Dorothy Day is known for her work in social justice, and especially for her co-founding and longtime work with the Catholic Worker Movement. Earlier in my career I worked with the Richmond, Virginia-based Freedom House, modeled after Day’s houses of hospitality. Freedom House, like Day’s original house of hospitality in the Lower East Side of NYC, included a shelter, soup kitchen, laundry and clothing services, counseling and friendship. The staff members of Freedom House lived in voluntary poverty as a mark of solidarity, and as a way to become un-insulated from the realities of poverty and homelessness.
I also knew that Dorothy Day had been a journalist and had been involved with the women’s suffrage movement. She picketed the White House in 1917 as part of the Silent Sentinels’ nonviolent civil disobedience, and was arrested and jailed for her part in the peaceful protest.
But, I had no idea that Dorothy Day was also a nurse. I discovered that fact recently when I read her autobiography, The Long Loneliness (Harper and Row, 1952). In 1918, as WWI and the influenza pandemic raged on, Dorothy wrote to a friend: ‘I hate being Utopian and trying to escape from reality . (,,,) What good am I doing my fellow men? They are sick and there are not enough nurses to care for them. It’s the poor that are suffering. I’ve got to do something.”
So she went to work as a nurse–or a nurse-in-training– at the Kings County Hospital in Brooklyn. She writes of this time: “From the beginning I enjoyed the work. (…) My experience there reassured me as to the care one received from the city. It was a care given to citizens, not to paupers. And it was all free.”
In her autobiography, she describes specific patients and hospital wards that were particuarly memorable to her. Two female patients dying near each other in a ward, one a woman of fifty and the other a girl of twenty-two. Of the younger patient she writes, “There was the smell of death around her, I kept thinking, and there was no one to bring her flowers to deaden it.” She moved to a fracture ward. ‘This ward broke me, the work was so hard. (…) One afternoon when I had been cleaning up filth all day, and the perverse patient had again thrown her bedpan out on the floor dirtying my shoes and stockings, I left the ward in tears and sat in the washroom weeping uncontrollably at the ugliness and misery of life.” Day claims that she had a sympathetic nursing supervisor who took her off the difficult ward, “… transferring me to medical where there were fifty patients with influenza.” (I’m not so sure I’d call her supervisor sympathetic.)
We forget how devastating the 1918 flu pandemic was: “This was the time of the ‘flu’ epidemic and the wards were filled and the halls too. Many of the nurses became ill and we were very short-handed. Every night before going off duty there were bodies to be wrapped in sheets and wheeled away to the morgue. When we came on duty in the morning, the night nurse was performing the same grim task.(…) It was hard not to be careless at this time when every day ten or twelve new patients were carried in or walked staggeringly only to fall unconscious as soon as their clothes were taken from them.”
Of burnout and emotional numbing in her work a a nurse, Day writes this: “Nursing was like newspaper work. It was impossible to suffer long over the tragedies which took place every day. One was too close to them to have perspective. They happened too continuously. They weighed on you, gave you a still and subdued feeling, but the very fact that you were continually busy left you no time to brood.” She writes of finding solace and peace outside in the hospital grounds: “I just sat for a brief rest and watched the sparrows and starlings looking for crumbs from the apron pockets of the old women. ”
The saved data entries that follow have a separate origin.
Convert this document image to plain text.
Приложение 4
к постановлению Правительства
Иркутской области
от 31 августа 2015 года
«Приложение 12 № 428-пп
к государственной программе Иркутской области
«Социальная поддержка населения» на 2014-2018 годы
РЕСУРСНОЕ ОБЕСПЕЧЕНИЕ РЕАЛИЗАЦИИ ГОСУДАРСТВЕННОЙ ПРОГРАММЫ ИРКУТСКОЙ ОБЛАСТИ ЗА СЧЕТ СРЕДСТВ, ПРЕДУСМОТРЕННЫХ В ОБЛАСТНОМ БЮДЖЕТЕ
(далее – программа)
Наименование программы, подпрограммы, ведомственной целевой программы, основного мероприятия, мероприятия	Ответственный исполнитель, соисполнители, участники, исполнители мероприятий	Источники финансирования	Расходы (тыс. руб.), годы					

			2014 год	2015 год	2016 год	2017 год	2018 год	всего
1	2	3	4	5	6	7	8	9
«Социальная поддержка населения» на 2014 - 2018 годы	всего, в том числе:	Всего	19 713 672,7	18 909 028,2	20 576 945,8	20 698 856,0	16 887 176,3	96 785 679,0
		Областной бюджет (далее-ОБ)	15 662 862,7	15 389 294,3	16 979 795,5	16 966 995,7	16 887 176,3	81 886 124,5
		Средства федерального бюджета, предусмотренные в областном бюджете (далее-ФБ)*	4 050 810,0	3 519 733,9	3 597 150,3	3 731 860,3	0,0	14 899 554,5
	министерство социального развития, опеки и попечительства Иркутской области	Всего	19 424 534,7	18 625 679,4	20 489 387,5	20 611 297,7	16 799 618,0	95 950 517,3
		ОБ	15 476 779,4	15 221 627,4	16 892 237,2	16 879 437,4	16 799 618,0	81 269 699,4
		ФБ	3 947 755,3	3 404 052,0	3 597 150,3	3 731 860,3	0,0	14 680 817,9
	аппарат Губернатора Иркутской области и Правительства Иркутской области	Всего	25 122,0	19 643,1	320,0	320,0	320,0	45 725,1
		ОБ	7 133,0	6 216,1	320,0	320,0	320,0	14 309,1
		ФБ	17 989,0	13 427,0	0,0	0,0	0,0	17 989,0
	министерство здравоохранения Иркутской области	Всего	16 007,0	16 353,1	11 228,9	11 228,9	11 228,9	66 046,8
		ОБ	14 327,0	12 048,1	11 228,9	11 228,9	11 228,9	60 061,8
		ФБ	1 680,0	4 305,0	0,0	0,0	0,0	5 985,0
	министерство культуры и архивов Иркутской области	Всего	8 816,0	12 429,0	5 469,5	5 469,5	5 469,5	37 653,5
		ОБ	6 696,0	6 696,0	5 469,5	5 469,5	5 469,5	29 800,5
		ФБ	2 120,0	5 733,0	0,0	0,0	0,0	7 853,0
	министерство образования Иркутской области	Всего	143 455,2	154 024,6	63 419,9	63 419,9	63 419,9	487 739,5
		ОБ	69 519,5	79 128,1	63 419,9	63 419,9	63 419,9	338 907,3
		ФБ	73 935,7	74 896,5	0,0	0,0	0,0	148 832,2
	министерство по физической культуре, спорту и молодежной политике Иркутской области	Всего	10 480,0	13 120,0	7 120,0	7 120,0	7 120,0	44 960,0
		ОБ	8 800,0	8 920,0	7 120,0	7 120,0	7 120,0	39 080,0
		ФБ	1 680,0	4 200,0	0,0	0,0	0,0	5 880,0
Dorothy Day worked as a nurse at the hospital for a year, until after the influenza epidemic was over. “Then a longing to write, to be pursuing the career of a journalist which I had chosen for myself, swept over me so that even though I loved the work in the hospital, I felt it was a second choice, and not my vocation. My work was to write and there was no time for that where I was.” She concludes this chapter of her life by writing, “…I had been a good and sympathetic nurse. I knew that I loved the work, and that if I had not had the irresistible urge to write, I would have clung to the profession of nursing as the most noble work (…).”
Nurse Dorothy Day, along with suffragist/activist/radical hospitality Dorothy Day: an inspiration.